About the only remaining "issue" left is to see what is going to happen with Wikiversity and if Wikiversity content is removed from Wikibooks, what kind of an impact that will have on remaining content on Wikibooks. Deciding what content is going to remain on Wikibooks is going to be a fun task to deal with.
I do not think the issue of what goes on Wikiversity vs. Wikibooks is going to be much of a problem.
Somebody has decided that Wikibooks should not have links to other online resources and has been busy deleting them so Wikibooks look like self constained hardcopy books. Personally I find this reduces the utility of the reduced Wikibook substantially. If others feel this way then we may end up with annotated and linked internet ebooks or study materials at Wikiversity while paper books in electronic form stay at Wikibooks. If this happens it should naturally segregate two different audiences with difference preferences for the style of online ebooks or study materials they find useful.
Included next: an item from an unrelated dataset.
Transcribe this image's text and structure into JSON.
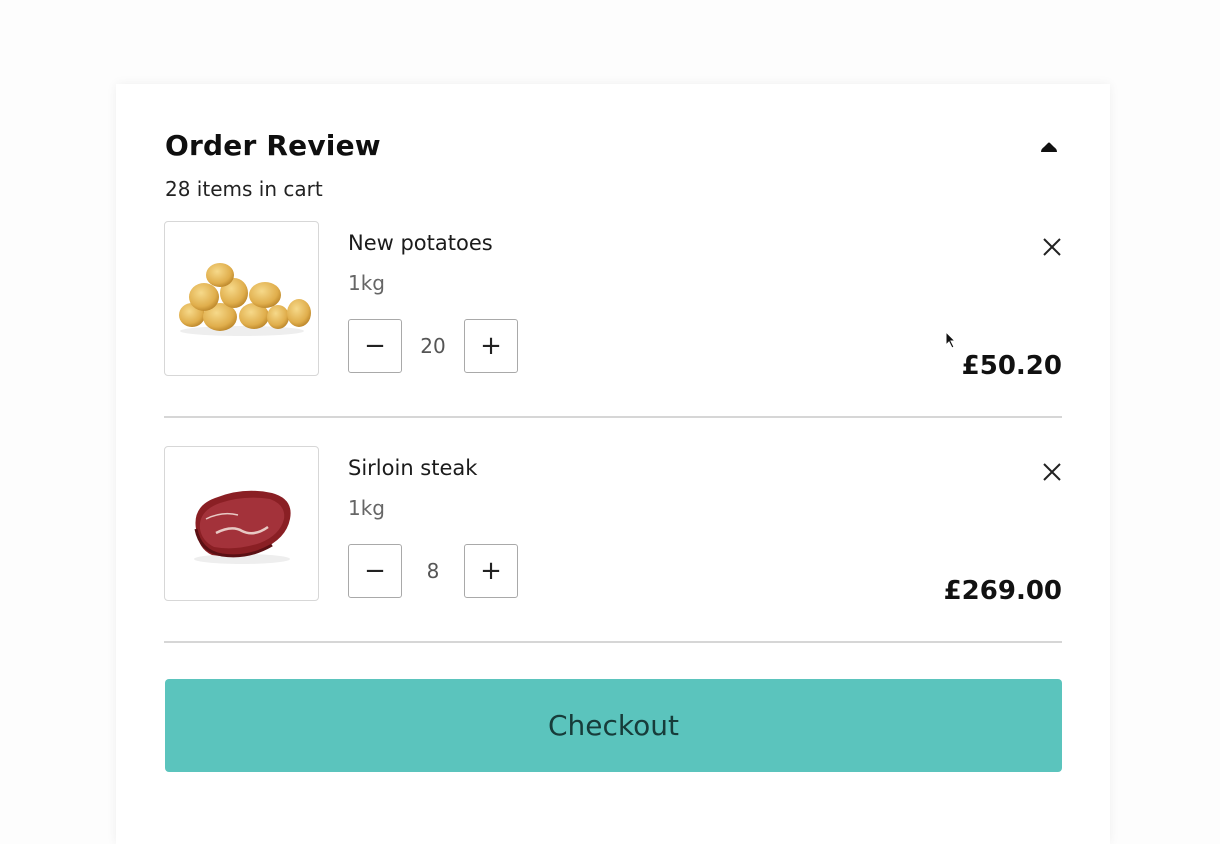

Your previous suggestion of forking the databases and letting the two different communities make their own decisions regarding what to delete and what to modify or integrate into the permanent databases seems rather efficient to me. I think it should minimize much of the confusion and debate unless we have crossover participants attempting to dictate policy percieved as beneficial to their native/preferred project but hostile or detrimental to the visited project.